Tuesday 21 February 2012

Monday 20 February 2012

Reverse Replication woes - solved

Hot off the press/keyboard (i.e. not fully tested). With the help of an Adobe support engineer in Basel and an on-site Adobe consultant we discovered what the root cause of the reverse replication problem was.

Namely, that when a user voted in a poll, the new vote AND ALL previous votes were being reverse replicated. This caused a MASSIVE workload on the Author because each node in the /var/replication/outbox did not contain 1 corresponding vote; it actually contained ALL of the votes including the new additional one. This explains why the Author would take 20 minutes to process just 10 nodes in the outbox.

The root cause was in the structure we were using (has been abbreviated):-

/content
/usergenerated
/somepoll
/poll1 [cq:Page]
/jcr:content [cq:PageContent]
/question
/answers
/1
/12423434
/12312323
/2
/23463456

Each vote is added under the /answers node as type "nt:unstructured" with the various properties. But, on each submission of a vote, the custom code (a custom SlingPostServlet) was setting the 3 magic properties (cq:distribute, jcr:lastModified & jcr:lastModifiedBy) on "/poll1/jcr:content". This causes the page "poll1" to be marked for reverse replication - and with it, all it's sub-nodes (aggregated).

The solution was to change the nodes that get created to individual pages themselves as follows :-

/content
/usergenerated
/somepoll
/poll1
/question
/answers
/1
/12423434 [cq:Page]
/jcr:content [cq:PageContent]
/12312323 [cq:Page]
/jcr:content [cq:PageContent]
/2
/23463456 [cq:Page]
/jcr:content [cq:PageContent]

And, then to ensure that the 3 magic properties are created on the jcr:content node of each vote node. Note: DO NOT have a jcr:content node anywhere in the intermediate hierarchy because this interferes with the firing of the outbox manager (I think it sees a jcr:content node and assumes that there must be a page there but, because there isn't a page there, then it aborts - and nothing appears in the outbox. I suffered with this problem when I kept "poll1/jcr:content" in the path (i.e. /content/usergenerated/somepoll/poll1/jcr:content/question/answers/1/12423434/jcr:content).

NB, due to our environment, we needed to use a custom SlingPostServlet and start the reverse replication in our project. However, the above structure should work with the normal OOTB page manager activated reverse replication.

The HTML form to post these votes would be something like this :-

<form action="/content/usergenerated/somepoll/poll1/question/answers/1/123456789" method="post" enctype="multipart/form-data">
<input type="hidden" name="./jcr:primaryType" value="cq:Page" />
<input type="hidden" name="././jcr:content/jcr:primaryType" value="cq:PageContent" />
<input type="hidden" name="././jcr:content/answer" value="my_chosen_answer" />

<input type="hidden" name=":redirect" value='/content/website/thankyou.html' />
<button type="submit">Submit</button>
</form>

Thursday 16 February 2012

Reverse Replication woes

So, in my previous post I said how wonderful FP37434 is (the replication stabilisation FP). Unfortunately, it did not solve our problem and we now have a large volume of content to reverse replicate (~50k nodes in /var/replication/outbox across all our publish servers).

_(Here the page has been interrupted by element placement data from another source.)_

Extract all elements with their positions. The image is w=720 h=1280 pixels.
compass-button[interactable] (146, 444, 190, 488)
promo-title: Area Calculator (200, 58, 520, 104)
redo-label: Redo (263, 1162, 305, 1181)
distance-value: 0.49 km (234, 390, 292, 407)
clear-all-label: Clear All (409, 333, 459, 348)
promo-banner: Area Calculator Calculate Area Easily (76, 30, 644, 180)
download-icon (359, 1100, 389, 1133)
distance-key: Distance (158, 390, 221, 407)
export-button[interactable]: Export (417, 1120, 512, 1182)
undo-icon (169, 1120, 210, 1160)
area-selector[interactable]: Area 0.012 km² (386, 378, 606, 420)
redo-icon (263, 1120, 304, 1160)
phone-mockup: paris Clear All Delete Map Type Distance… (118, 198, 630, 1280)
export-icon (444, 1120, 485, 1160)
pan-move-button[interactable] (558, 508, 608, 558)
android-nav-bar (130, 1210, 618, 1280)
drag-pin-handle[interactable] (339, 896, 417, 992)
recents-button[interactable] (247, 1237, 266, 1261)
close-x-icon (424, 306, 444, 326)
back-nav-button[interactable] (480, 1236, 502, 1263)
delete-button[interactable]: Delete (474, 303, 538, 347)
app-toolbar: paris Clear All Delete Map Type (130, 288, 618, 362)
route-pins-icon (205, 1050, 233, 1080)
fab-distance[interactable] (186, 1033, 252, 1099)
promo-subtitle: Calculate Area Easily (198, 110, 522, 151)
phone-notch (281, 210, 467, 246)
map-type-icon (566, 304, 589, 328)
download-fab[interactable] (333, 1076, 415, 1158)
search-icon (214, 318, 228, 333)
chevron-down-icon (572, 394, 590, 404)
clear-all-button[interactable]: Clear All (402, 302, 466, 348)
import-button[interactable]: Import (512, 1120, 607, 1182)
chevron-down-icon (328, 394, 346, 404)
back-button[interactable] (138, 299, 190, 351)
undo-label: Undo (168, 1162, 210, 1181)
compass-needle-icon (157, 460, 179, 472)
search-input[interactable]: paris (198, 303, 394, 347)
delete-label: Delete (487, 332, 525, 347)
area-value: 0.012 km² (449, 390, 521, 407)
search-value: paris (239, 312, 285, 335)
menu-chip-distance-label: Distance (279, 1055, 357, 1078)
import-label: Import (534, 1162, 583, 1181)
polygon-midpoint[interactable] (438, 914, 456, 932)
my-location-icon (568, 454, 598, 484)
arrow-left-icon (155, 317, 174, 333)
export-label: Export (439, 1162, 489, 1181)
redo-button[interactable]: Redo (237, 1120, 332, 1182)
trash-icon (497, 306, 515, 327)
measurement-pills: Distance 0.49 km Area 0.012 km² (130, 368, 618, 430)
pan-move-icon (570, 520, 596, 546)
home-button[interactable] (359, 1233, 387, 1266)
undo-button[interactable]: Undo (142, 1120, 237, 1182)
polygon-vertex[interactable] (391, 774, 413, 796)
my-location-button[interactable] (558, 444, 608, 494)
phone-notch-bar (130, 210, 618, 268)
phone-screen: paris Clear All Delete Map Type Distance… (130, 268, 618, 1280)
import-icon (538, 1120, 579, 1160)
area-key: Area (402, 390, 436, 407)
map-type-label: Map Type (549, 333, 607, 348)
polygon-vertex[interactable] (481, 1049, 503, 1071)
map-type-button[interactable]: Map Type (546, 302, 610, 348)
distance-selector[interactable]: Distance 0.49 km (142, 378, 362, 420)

We are currently facing 2 problems. When the RR agent polls, the publish server with FP37434 exhibits a huge native memory leak (approx 8GB of native memory is being claimed) causing a great deal of paging on the system.

When we batch this down to only 10 items in the outbox, we noticed that the author takes 30 minutes to process 10 nodes.

Adding extra logging (com.day.cq.replication.content.durbo) at DEBUG level shows that the Author is doing valid work for 30 minutes processing just 10 nodes from the outbox.

It turns out that when a node is added to /content/usergenerated/path/to/something then CQ appears to be adding all of the pre-existing sibling nodes in the newly created node under /var/replication/outbox. You can see this by analysing nodes inside the outbox. This is why 10 nodes takes 30 minutes for the author to process - because it's actually unpacking 10000 nodes.

This probably also explains why our CQ author is performing slowly.

Hopefully, I will remember to post the solution here when we get to it ... :-)